Tema: Emergenza Covid-19

Domani gran parte dell’ltalia torna in zona gialla. «Voglio chiarire un punto: chi andrà a cena fuori potrà stare tranquillamente seduto al tavolo fino alle 22 e poi, una volta uscito dal locale, far ritorno a casa senza alcun rischio di ricevere sanzioni». Così il ministro per gli Affari regionali Mariastella Gelmini prova a spegnere le polemiche dei ristoratori che chiedono l’estensione del coprifuoco oltre le 22. Ministro, domani molte regioni riaprono ma ancora in molti contestano l’ultimo decreto del governo. Era il massimo che si poteva fare? «Si poteva fare di più, ma qualcuno voleva fare molto di meno. Le riaperture sono una vittoria per gli italiani. Quasi tutta Italia è in zona gialla, i nostri ragazzi tornano a scuola, ripartono tante attività economiche. C’è stata qualche polemica sul coprifuoco e sulla difficoltà per i ristoratori ad erogare i propri servizi la sera.
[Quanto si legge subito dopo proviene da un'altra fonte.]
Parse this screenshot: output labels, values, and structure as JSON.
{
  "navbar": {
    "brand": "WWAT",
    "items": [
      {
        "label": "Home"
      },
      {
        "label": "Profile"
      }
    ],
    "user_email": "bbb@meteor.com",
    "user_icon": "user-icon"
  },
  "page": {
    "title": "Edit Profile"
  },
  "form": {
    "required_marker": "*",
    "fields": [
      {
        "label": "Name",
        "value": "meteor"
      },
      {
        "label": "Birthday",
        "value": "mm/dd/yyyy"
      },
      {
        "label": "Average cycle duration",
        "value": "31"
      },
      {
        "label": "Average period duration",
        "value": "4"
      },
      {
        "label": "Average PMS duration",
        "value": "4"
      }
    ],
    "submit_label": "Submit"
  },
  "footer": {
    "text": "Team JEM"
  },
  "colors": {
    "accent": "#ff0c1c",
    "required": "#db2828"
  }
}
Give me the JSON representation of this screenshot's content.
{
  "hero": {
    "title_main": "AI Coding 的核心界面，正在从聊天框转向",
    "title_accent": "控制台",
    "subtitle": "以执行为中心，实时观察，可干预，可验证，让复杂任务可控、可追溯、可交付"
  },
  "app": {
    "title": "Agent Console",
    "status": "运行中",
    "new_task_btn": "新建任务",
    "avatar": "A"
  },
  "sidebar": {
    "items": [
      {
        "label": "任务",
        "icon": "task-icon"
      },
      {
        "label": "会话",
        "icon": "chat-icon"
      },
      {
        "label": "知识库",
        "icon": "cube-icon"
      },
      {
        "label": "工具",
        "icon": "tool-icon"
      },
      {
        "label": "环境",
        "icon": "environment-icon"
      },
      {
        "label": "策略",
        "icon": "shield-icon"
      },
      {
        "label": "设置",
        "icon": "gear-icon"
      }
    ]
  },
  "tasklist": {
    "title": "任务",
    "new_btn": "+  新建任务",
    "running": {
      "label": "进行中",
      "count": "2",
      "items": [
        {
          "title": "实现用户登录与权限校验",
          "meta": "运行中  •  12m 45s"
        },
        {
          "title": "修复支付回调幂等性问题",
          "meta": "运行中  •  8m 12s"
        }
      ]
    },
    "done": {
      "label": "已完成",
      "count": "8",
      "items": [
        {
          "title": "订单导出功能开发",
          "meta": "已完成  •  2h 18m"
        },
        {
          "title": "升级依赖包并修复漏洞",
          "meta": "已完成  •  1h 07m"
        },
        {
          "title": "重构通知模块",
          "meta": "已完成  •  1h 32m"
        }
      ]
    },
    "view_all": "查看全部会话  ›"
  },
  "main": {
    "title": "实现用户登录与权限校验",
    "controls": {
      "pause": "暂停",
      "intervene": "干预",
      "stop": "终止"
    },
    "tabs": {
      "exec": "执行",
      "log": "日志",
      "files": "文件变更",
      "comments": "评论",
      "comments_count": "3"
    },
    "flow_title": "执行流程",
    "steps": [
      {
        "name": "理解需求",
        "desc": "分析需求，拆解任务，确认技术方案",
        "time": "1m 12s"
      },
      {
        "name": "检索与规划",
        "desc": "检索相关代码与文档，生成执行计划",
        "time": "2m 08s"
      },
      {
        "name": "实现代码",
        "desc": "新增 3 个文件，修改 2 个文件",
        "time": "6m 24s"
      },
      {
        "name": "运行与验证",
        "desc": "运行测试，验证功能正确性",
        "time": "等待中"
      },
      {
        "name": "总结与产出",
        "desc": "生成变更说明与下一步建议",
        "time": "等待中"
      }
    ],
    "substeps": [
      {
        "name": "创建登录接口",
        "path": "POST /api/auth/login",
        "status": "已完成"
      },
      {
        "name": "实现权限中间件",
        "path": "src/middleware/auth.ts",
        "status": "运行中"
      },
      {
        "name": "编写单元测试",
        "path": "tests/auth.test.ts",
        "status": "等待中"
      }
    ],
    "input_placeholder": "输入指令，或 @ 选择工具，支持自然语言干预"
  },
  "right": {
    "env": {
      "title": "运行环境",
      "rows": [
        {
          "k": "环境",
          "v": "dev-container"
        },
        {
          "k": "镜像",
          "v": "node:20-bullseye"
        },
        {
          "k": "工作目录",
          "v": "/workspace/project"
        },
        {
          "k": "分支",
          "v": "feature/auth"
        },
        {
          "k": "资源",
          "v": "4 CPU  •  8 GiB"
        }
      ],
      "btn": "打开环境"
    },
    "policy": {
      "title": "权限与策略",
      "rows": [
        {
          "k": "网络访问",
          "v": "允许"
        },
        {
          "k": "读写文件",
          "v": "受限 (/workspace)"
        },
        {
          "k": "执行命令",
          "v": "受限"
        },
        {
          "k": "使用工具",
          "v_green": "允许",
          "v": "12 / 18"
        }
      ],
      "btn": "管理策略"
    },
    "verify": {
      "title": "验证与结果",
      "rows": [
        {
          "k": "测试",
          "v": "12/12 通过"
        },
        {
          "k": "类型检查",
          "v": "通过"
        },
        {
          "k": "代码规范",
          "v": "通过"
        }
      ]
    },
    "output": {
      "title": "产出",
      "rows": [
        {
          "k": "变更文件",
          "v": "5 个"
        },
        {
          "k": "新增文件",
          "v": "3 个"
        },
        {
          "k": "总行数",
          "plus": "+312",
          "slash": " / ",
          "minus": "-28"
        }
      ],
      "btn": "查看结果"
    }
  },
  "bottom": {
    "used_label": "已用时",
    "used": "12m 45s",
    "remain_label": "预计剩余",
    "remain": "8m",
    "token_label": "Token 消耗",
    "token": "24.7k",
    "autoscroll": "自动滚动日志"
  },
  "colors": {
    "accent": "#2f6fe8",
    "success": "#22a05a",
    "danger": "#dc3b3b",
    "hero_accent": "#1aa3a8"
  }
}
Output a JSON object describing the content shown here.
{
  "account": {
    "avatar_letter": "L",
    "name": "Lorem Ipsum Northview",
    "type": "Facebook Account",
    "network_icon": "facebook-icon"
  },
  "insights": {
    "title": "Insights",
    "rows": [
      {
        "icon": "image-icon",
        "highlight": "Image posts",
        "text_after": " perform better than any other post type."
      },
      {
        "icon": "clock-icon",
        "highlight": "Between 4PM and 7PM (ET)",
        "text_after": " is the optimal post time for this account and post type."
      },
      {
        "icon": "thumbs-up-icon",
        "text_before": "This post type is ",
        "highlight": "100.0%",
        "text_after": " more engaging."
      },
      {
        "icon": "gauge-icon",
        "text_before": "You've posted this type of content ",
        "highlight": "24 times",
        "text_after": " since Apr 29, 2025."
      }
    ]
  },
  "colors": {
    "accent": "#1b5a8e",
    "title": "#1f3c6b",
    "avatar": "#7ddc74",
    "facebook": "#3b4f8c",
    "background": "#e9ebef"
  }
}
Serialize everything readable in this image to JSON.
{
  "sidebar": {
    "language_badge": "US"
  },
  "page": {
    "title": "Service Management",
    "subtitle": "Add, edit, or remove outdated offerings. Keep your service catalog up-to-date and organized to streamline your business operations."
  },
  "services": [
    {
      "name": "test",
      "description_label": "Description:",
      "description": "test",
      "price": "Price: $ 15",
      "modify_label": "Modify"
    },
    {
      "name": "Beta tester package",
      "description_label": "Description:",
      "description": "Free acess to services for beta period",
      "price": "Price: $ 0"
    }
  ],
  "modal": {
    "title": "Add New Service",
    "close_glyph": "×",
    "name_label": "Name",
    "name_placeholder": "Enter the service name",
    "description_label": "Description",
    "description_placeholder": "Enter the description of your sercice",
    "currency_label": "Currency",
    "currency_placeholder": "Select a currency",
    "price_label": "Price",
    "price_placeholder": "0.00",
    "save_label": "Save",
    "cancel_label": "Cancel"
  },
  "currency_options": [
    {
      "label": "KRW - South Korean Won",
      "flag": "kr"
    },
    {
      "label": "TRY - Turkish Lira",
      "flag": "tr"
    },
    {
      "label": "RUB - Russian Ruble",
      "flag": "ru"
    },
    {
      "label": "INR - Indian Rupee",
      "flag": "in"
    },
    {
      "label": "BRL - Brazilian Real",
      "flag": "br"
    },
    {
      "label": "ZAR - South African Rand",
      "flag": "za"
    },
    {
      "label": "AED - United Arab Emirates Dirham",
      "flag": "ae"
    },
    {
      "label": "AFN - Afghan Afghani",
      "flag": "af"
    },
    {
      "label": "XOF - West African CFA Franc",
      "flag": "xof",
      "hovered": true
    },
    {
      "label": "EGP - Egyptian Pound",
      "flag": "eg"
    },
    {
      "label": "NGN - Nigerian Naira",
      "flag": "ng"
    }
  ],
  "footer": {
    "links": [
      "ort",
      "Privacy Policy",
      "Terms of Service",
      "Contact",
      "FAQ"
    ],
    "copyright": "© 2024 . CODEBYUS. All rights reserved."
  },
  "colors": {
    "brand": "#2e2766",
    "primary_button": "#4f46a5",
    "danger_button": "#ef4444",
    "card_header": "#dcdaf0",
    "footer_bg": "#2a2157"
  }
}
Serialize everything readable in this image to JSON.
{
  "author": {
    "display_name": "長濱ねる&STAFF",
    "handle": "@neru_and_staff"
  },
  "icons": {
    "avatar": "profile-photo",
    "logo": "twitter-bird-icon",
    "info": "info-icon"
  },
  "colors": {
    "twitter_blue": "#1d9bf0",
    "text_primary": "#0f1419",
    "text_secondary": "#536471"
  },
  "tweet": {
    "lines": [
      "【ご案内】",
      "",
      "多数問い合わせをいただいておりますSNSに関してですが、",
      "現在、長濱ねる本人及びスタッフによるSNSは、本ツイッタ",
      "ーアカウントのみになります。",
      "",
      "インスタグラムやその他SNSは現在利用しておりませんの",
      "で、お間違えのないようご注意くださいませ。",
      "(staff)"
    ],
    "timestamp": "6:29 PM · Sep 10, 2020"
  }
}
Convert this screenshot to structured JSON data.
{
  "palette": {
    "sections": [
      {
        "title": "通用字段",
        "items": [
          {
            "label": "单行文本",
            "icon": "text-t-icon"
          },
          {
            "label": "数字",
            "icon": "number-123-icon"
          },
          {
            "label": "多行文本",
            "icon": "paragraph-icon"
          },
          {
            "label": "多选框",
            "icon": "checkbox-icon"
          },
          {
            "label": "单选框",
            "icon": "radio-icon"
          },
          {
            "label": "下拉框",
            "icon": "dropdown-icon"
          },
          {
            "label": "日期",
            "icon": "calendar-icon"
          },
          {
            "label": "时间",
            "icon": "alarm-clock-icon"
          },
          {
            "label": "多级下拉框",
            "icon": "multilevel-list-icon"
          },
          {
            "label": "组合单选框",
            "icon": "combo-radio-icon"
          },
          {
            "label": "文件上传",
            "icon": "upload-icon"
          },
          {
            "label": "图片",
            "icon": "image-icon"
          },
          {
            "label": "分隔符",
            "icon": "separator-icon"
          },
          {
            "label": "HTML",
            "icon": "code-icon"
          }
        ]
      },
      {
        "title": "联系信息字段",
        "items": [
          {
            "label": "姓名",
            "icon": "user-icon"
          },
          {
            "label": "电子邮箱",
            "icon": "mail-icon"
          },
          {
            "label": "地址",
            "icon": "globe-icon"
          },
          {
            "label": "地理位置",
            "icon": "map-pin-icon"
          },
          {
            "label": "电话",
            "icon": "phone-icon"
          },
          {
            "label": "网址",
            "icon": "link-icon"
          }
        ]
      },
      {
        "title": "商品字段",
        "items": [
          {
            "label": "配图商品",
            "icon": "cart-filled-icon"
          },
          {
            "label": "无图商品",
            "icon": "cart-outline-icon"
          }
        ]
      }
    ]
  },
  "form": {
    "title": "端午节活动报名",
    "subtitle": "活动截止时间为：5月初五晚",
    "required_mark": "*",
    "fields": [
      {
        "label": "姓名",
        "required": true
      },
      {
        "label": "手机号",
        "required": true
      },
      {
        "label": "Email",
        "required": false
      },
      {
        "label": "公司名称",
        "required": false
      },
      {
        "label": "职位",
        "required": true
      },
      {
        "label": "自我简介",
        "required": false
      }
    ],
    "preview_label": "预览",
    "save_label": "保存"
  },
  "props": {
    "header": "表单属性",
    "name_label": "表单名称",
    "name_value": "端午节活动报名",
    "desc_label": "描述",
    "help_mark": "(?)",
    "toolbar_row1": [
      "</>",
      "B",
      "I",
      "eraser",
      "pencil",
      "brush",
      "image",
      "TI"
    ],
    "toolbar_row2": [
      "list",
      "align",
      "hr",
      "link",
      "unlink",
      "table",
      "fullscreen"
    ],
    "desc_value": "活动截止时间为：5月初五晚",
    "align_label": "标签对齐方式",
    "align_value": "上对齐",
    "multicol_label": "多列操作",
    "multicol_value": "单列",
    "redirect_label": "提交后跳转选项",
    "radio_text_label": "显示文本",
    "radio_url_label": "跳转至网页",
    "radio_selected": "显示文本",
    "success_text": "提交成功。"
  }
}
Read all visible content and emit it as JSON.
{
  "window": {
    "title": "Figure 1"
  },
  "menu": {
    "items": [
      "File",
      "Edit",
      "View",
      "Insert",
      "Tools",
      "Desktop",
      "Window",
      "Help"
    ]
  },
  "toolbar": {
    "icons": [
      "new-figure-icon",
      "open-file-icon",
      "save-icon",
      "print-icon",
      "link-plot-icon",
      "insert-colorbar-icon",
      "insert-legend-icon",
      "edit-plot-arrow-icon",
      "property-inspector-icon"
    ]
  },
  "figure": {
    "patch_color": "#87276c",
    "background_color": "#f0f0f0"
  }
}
Ma voglio chiarire un punto: ch i va a cena fuori può stare tranquillamente seduto al tavolo fino alle 22 e poi, una volta uscito dal locale, far ritorno a casa senza alcun rischio di ricevere sanzioni». Lei ha detto che tra quindici giorni si farà una verifica delle misure. C’è quindi da attendersi un nuovo decreto? «I dati dei contagi stanno migliorando costantemente e la campagna vaccinale è entrata ormai nel vivo: ormai siamo quasi a 400mila inoculazioni al giorno. Se continua il trend positivo a metà maggio si cambia il coprifuoco, e il nostro obiettivo è quello di abolirlo, e si riaprono nuove attività». Chi potrà giovarsene? «Dal primo giugno vogliamo i ristoranti al chiuso aperti anche a cena, vogliamo che riparta il settore del wedding e va risolto l’incidente sui centri commerciali che devono poter aprire anche durante i week end».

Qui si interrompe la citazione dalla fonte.